Амальфи издал долгий, хриплый вздох.
— Ничуть не удивительно, что вас не заинтересовал наши breadboard приспособления, — сказал он. — С такой штукой вы и сами могли бы стать какой-нибудь иной Паутиной Геркулеса.
— Нет, — твердо ответил Мирамон. — Такими мы бы никогда не могли стать.
— Боги звезд! — воскликнул Хэзлтон. — Так все кончилось? Так быстро?
Улыбка Мирамона оказалась холодящей. — Я сомневаюсь, что мы когда-нибудь еще услышим о Паутине Геркулеса, — сказал он. — Однако то, что ваши Отцы Города называют отсчетом — продолжается. До конца этого мира осталось только десять дней.
Хэзлтон вернулся назад к дозиметрам. Какой-то момент он тупо неотрывно смотрел на них. Затем, к полному изумлению Амальфи, он начал смеяться.
— Что тут такого смешного? — проворчал Амальфи.
— Сами посмотрите. Если бы люди Мирамона когда-либо и столкнулись к Паутиной Геркулеса в реальном мире — они бы проиграли.
— Почему?
— Потому что, — ответил Хэзлтон, вытирая свои глаза, — пока он отбивался от них, мы все получили дозу радиации, превышающую смертоносный предел. Мы все, сидящие здесь, мертвы точно так же, как если бы в нас не существовало никаких признаков жизни!
— И это что — шутка? — спросил Амальфи.
— Конечно же шутка, босс. Все это не имеет ни малейшей разницы. Мы больше уже не живем в таком «реальном мире». Мы получили дозу. Через две недели нам станет плохо, мы начнем лысеть и нас начнет тошнить. И через три недели мы все умрем. И вы _п_о_-_п_р_е_ж_н_е_м_у_ не замечаете шутки?
— Я ее вижу, — ответил Амальфи. — Я могу еще от четырнадцати отнять десять и получить четыре; ты хочешь сказать, что мы будем жить до того момента, когда умрем.
— Не переношу человека, который просто уничтожает мои шутки.

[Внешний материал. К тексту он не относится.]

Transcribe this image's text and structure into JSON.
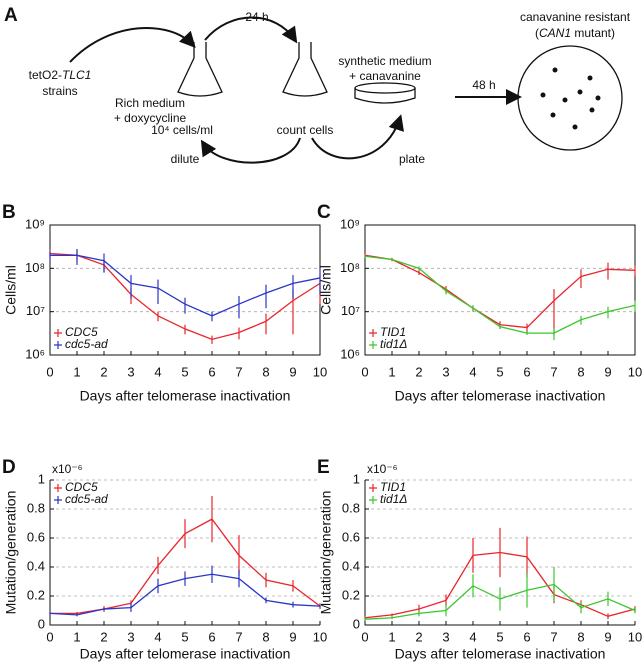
{
  "diagram": {
    "panel": "A",
    "strain": {
      "parts": [
        "tetO2-",
        "TLC1"
      ],
      "line2": "strains"
    },
    "time1": "24 h",
    "rich": [
      "Rich medium",
      "+ doxycycline"
    ],
    "density": "10⁴ cells/ml",
    "count": "count cells",
    "dilute": "dilute",
    "synthetic": [
      "synthetic medium",
      "+ canavanine"
    ],
    "plate": "plate",
    "time2": "48 h",
    "resistant": {
      "line1": "canavanine resistant",
      "parts": [
        "(",
        "CAN1",
        " mutant)"
      ]
    }
  },
  "chart_data": [
    {
      "panel": "B",
      "type": "line",
      "log_scale": true,
      "grid": true,
      "legend_loc": "lower left",
      "xlabel": "Days after telomerase inactivation",
      "ylabel": "Cells/ml",
      "x": [
        0,
        1,
        2,
        3,
        4,
        5,
        6,
        7,
        8,
        9,
        10
      ],
      "xlim": [
        0,
        10
      ],
      "xticks": [
        0,
        1,
        2,
        3,
        4,
        5,
        6,
        7,
        8,
        9,
        10
      ],
      "ylim": [
        1000000,
        1000000000
      ],
      "yticks": [
        {
          "value": 1000000,
          "label": "10⁶"
        },
        {
          "value": 10000000,
          "label": "10⁷"
        },
        {
          "value": 100000000,
          "label": "10⁸"
        },
        {
          "value": 1000000000,
          "label": "10⁹"
        }
      ],
      "series": [
        {
          "name": "CDC5",
          "color": "#e8262c",
          "values": [
            220000000,
            200000000,
            120000000,
            25000000,
            8000000,
            4000000,
            2300000,
            3300000,
            6000000,
            18000000,
            45000000
          ],
          "errors": [
            50000000,
            50000000,
            40000000,
            10000000,
            2000000,
            1000000,
            500000,
            1000000,
            3000000,
            15000000,
            30000000
          ]
        },
        {
          "name": "cdc5-ad",
          "color": "#2b35c8",
          "values": [
            200000000,
            200000000,
            150000000,
            45000000,
            35000000,
            15000000,
            8000000,
            15000000,
            27000000,
            45000000,
            60000000
          ],
          "errors": [
            50000000,
            80000000,
            70000000,
            25000000,
            20000000,
            6000000,
            2000000,
            8000000,
            15000000,
            25000000,
            35000000
          ]
        }
      ]
    },
    {
      "panel": "C",
      "type": "line",
      "log_scale": true,
      "grid": true,
      "legend_loc": "lower left",
      "xlabel": "Days after telomerase inactivation",
      "ylabel": "Cells/ml",
      "x": [
        0,
        1,
        2,
        3,
        4,
        5,
        6,
        7,
        8,
        9,
        10
      ],
      "xlim": [
        0,
        10
      ],
      "xticks": [
        0,
        1,
        2,
        3,
        4,
        5,
        6,
        7,
        8,
        9,
        10
      ],
      "ylim": [
        1000000,
        1000000000
      ],
      "yticks": [
        {
          "value": 1000000,
          "label": "10⁶"
        },
        {
          "value": 10000000,
          "label": "10⁷"
        },
        {
          "value": 100000000,
          "label": "10⁸"
        },
        {
          "value": 1000000000,
          "label": "10⁹"
        }
      ],
      "series": [
        {
          "name": "TID1",
          "color": "#e8262c",
          "values": [
            200000000,
            160000000,
            80000000,
            33000000,
            12000000,
            5000000,
            4300000,
            18000000,
            65000000,
            95000000,
            90000000
          ],
          "errors": [
            20000000,
            15000000,
            10000000,
            6000000,
            2000000,
            1000000,
            1000000,
            15000000,
            30000000,
            40000000,
            25000000
          ]
        },
        {
          "name": "tid1Δ",
          "color": "#3cc62e",
          "values": [
            190000000,
            160000000,
            100000000,
            30000000,
            12000000,
            4500000,
            3200000,
            3200000,
            6500000,
            10000000,
            14000000
          ],
          "errors": [
            10000000,
            10000000,
            10000000,
            5000000,
            2000000,
            500000,
            300000,
            1000000,
            1500000,
            3000000,
            4000000
          ]
        }
      ]
    },
    {
      "panel": "D",
      "type": "line",
      "log_scale": false,
      "grid": true,
      "legend_loc": "upper left",
      "xlabel": "Days after telomerase inactivation",
      "ylabel": "Mutation/generation",
      "annotation": "x10⁻⁶",
      "x": [
        0,
        1,
        2,
        3,
        4,
        5,
        6,
        7,
        8,
        9,
        10
      ],
      "xlim": [
        0,
        10
      ],
      "xticks": [
        0,
        1,
        2,
        3,
        4,
        5,
        6,
        7,
        8,
        9,
        10
      ],
      "ylim": [
        0,
        1
      ],
      "yticks": [
        0,
        0.2,
        0.4,
        0.6,
        0.8,
        1
      ],
      "series": [
        {
          "name": "CDC5",
          "color": "#e8262c",
          "values": [
            0.08,
            0.08,
            0.11,
            0.15,
            0.41,
            0.63,
            0.73,
            0.48,
            0.31,
            0.27,
            0.13
          ],
          "errors": [
            0.01,
            0.01,
            0.02,
            0.02,
            0.06,
            0.1,
            0.16,
            0.14,
            0.05,
            0.04,
            0.02
          ]
        },
        {
          "name": "cdc5-ad",
          "color": "#2b35c8",
          "values": [
            0.08,
            0.07,
            0.11,
            0.12,
            0.27,
            0.32,
            0.35,
            0.32,
            0.17,
            0.14,
            0.13
          ],
          "errors": [
            0.01,
            0.01,
            0.01,
            0.03,
            0.05,
            0.05,
            0.06,
            0.06,
            0.02,
            0.02,
            0.01
          ]
        }
      ]
    },
    {
      "panel": "E",
      "type": "line",
      "log_scale": false,
      "grid": true,
      "legend_loc": "upper left",
      "xlabel": "Days after telomerase inactivation",
      "ylabel": "Mutation/generation",
      "annotation": "x10⁻⁶",
      "x": [
        0,
        1,
        2,
        3,
        4,
        5,
        6,
        7,
        8,
        9,
        10
      ],
      "xlim": [
        0,
        10
      ],
      "xticks": [
        0,
        1,
        2,
        3,
        4,
        5,
        6,
        7,
        8,
        9,
        10
      ],
      "ylim": [
        0,
        1
      ],
      "yticks": [
        0,
        0.2,
        0.4,
        0.6,
        0.8,
        1
      ],
      "series": [
        {
          "name": "TID1",
          "color": "#e8262c",
          "values": [
            0.05,
            0.07,
            0.11,
            0.17,
            0.48,
            0.5,
            0.47,
            0.21,
            0.14,
            0.06,
            0.11
          ],
          "errors": [
            0.01,
            0.01,
            0.03,
            0.04,
            0.12,
            0.17,
            0.14,
            0.06,
            0.03,
            0.02,
            0.02
          ]
        },
        {
          "name": "tid1Δ",
          "color": "#3cc62e",
          "values": [
            0.04,
            0.05,
            0.08,
            0.1,
            0.27,
            0.18,
            0.24,
            0.28,
            0.12,
            0.18,
            0.1
          ],
          "errors": [
            0.01,
            0.01,
            0.02,
            0.04,
            0.08,
            0.08,
            0.12,
            0.12,
            0.04,
            0.05,
            0.02
          ]
        }
      ]
    }
  ]
}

— Это шутка — довольно старая, — медленно произнес Амальфи. — Но, может быть, она все еще и смешна; и если она была хороша для Аристофана, то, думаю, она достаточно хороша и для меня.
— Ну хорошо, я тоже считаю, что эта шутка чертовски смешная, — произнесла Ди с холодной яростью. Мирамон переводил взгляд с одного Ново-Землянина на другого с выражением полного изумления. Амальфи улыбнулся.
— Только не говори так, если так не думаешь, Ди, — сказал он. — Все таки, это всегда было шуткой. Смерть одного человека столь же смешна, как и смерть всей вселенной. И пожалуйста, вообще отказывай нам в последней шутке. Быть может, это единственное наследие, которое мы оставим после себя.
— ПОЛНОЧЬ, — сообщили Отцы Города. — ОТСЧЕТ — НОЛЬ МИНУС ДЕВЯТЬ.
8. ТРИУМФ ВРЕМЕНИ
Когда Амальфи открыл дверь и вновь вошел в комнату, Отцы Города сообщили:
— Н-день. НОЛЬ МИНУС ОДИН ЧАС.
В этот час все имело свое значение; a, быть может, и ничего; все зависело от того, что именно стоило вложения своего значения за время жизни в несколько тысяч лет. Амальфи покидал комнату, чтобы сходить в туалет. Теперь он уже никогда не сделает этого, как этого не потребуется и никому из присутствующих; кончина всего уже столь близка, что она обгоняла и физиологически ритмы самого тела, с помощью которых человек определял время с тех пор, как впервые подумал о том, чтобы вести его отсчет. Неужели диурез столь же достоин оплакивания, как и любовь? Что ж, может быть и так; у чувств тоже должны быть свои плакальщики; и никакое чувство, никакие мысли, никакие эмоции не являются ничего не значащими, если это последние в своем роде.
Так что — до свидания, а скорее всего — прощайте все напряжения и облегчения, от любви до мочевины, от входов до выходов, от полной тишины до шума, от пива до кеглей.
— Что нового? — спросил Амальфи.
— Больше ничего, — ответил Гиффорд Боннер. — Мы просто ждем. Присаживайся с нами, Джон, и давай-ка выпьем.